Special populations:

• Elderly: Use with caution in the elderly; more likely to experience adverse reactions to sympathomimetics.

Dosage form specific issues:

• Benzyl alcohol and derivatives: Some dosage forms may contain sodium benzoate/benzoic acid; benzoic acid (benzoate) is a metabolite of benzyl alcohol; large amounts of benzyl alcohol (≥99 mg/kg/day) have been associated with a potentially fatal toxicity ("gasping syndrome") in neonates; the "gasping syndrome" consists of metabolic acidosis, respiratory distress, gasping respirations, CNS dysfunction (including convulsions, intracranial hemorrhage), hypotension, and cardiovascular collapse (AAP ["Inactive" 1997]; CDC 1982); some data suggests that benzoate displaces bilirubin from protein binding sites (Ahlfors 2001); avoid or use dosage forms containing benzyl alcohol derivative with caution in neonates. See manufacturer’s labeling.
• Propylene glycol: Some dosage forms may contain propylene glycol; large amounts are potentially toxic and have been associated hyperosmolality, lactic acidosis, seizures, and respiratory depression; use caution (AAP 1997; Zar 2007).

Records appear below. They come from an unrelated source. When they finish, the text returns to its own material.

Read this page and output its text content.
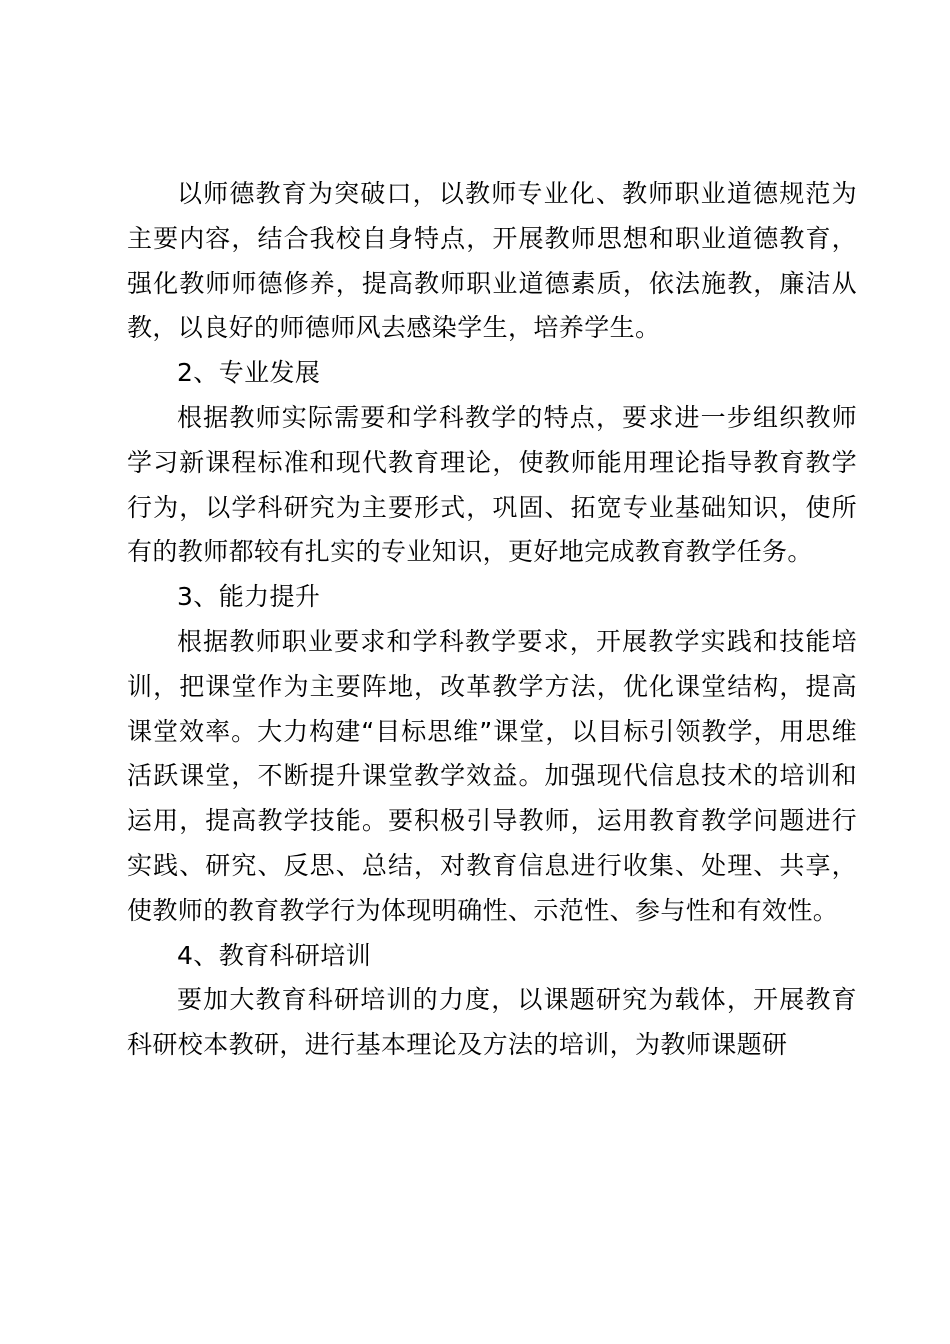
以师德教育为突破口，以教师专业化、教师职业道德规范为主要内容，结合我校自身特点，开展教师思想和职业道德教育，强化教师师德修养，提高教师职业道德素质，依法施教，廉洁从教，以良好的师德师风去感染学生，培养学生。

2、专业发展

根据教师实际需要和学科教学的特点，要求进一步组织教师学习新课程标准和现代教育理论，使教师能用理论指导教育教学行为，以学科研究为主要形式，巩固、拓宽专业基础知识，使所有的教师都较有扎实的专业知识，更好地完成教育教学任务。

3、能力提升

根据教师职业要求和学科教学要求，开展教学实践和技能培训，把课堂作为主要阵地，改革教学方法，优化课堂结构，提高课堂效率。大力构建“目标思维”课堂，以目标引领教学，用思维活跃课堂，不断提升课堂教学效益。加强现代信息技术的培训和运用，提高教学技能。要积极引导教师，运用教育教学问题进行实践、研究、反思、总结，对教育信息进行收集、处理、共享，使教师的教育教学行为体现明确性、示范性、参与性和有效性。

4、教育科研培训

要加大教育科研培训的力度，以课题研究为载体，开展教育科研校本教研，进行基本理论及方法的培训，为教师课题研
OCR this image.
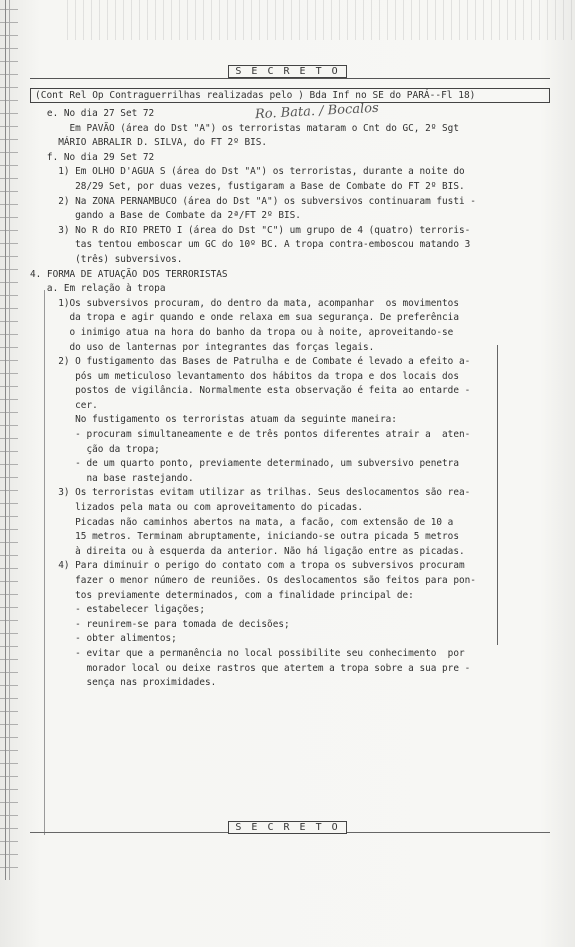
S E C R E T O
(Cont Rel Op Contraguerrilhas realizadas pelo ) Bda Inf no SE do PARÁ--Fl 18)
Ro. Bata. / Bocalos

e. No dia 27 Set 72

Em PAVÃO (área do Dst "A") os terroristas mataram o Cnt do GC, 2º Sgt

MÁRIO ABRALIR D. SILVA, do FT 2º BIS.

f. No dia 29 Set 72

1) Em OLHO D'AGUA S (área do Dst "A") os terroristas, durante a noite do

28/29 Set, por duas vezes, fustigaram a Base de Combate do FT 2º BIS.

2) Na ZONA PERNAMBUCO (área do Dst "A") os subversivos continuaram fusti -

gando a Base de Combate da 2ª/FT 2º BIS.

3) No R do RIO PRETO I (área do Dst "C") um grupo de 4 (quatro) terroris-

tas tentou emboscar um GC do 10º BC. A tropa contra-emboscou matando 3

(três) subversivos.

4. FORMA DE ATUAÇÃO DOS TERRORISTAS

a. Em relação à tropa

1)Os subversivos procuram, do dentro da mata, acompanhar  os movimentos

da tropa e agir quando e onde relaxa em sua segurança. De preferência

o inimigo atua na hora do banho da tropa ou à noite, aproveitando-se

do uso de lanternas por integrantes das forças legais.

2) O fustigamento das Bases de Patrulha e de Combate é levado a efeito a-

pós um meticuloso levantamento dos hábitos da tropa e dos locais dos

postos de vigilância. Normalmente esta observação é feita ao entarde -

cer.

No fustigamento os terroristas atuam da seguinte maneira:

- procuram simultaneamente e de três pontos diferentes atrair a  aten-

ção da tropa;

- de um quarto ponto, previamente determinado, um subversivo penetra

na base rastejando.

3) Os terroristas evitam utilizar as trilhas. Seus deslocamentos são rea-

lizados pela mata ou com aproveitamento do picadas.

Picadas não caminhos abertos na mata, a facão, com extensão de 10 a

15 metros. Terminam abruptamente, iniciando-se outra picada 5 metros

à direita ou à esquerda da anterior. Não há ligação entre as picadas.

4) Para diminuir o perigo do contato com a tropa os subversivos procuram

fazer o menor número de reuniões. Os deslocamentos são feitos para pon-

tos previamente determinados, com a finalidade principal de:

- estabelecer ligações;

- reunirem-se para tomada de decisões;

- obter alimentos;

- evitar que a permanência no local possibilite seu conhecimento  por

morador local ou deixe rastros que atertem a tropa sobre a sua pre -

sença nas proximidades.

S E C R E T O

Other warnings/precautions:

• Dosage limit: Limit acetaminophen dose to <4 g/day.
• Self-medication (OTC use): When used for self-medication (OTC), patients with persistent or chronic cough (associated with COPD, asthma or smoking) and/or productive cough (eg, copious amounts of phlegm) should be evaluated by a healthcare provider prior to use. Discontinue use and notify healthcare provider if pain, cough, or nasal congestion gets worse or lasts >7 days; fever gets worse or lasts >3 days; cough comes back or occurs with rash or headache that lasts; if any new symptoms or nervousness, dizziness, or sleeplessness occur; or if redness or swelling is present.

Pregnancy

Pregnancy Considerations

Refer to individual agents

Patient Education

• Discuss specific use of drug and side effects with patient as it relates to treatment. (HCAHPS: During this hospital stay, were you given any medicine that you had not taken before? Before giving you any new medicine, how often did hospital staff tell you what the medicine was for? How often did hospital staff describe possible side effects in a way you could understand?)
• Patient may experience dizziness, anxiety, or trouble sleeping. Have patient report immediately to prescriber signs of liver problems (dark urine, fatigue, lack of appetite, nausea, abdominal pain, light-colored stools, vomiting, or yellow skin), unable to pass urine, change in amount of urine passed, or signs of Stevens-Johnson syndrome/toxic epidermal necrolysis (red, swollen, blistered, or peeling skin [with or without fever]; red or irritated eyes; or sores in mouth, throat, nose, or eyes) (HCAHPS).
• Educate patient about signs of a significant reaction (eg, wheezing; chest tightness; fever; itching; bad cough; blue skin color; seizures; or swelling of face, lips, tongue, or throat). Note: This is not a comprehensive list of all side effects. Patient should consult prescriber for additional questions.

Intended Use and Disclaimer: Should not be printed and given to patients. This information is intended to serve as a concise initial reference for health care professionals to use when discussing medications with a patient. You must ultimately rely on your own discretion, experience, and judgment in diagnosing, treating, and advising patients.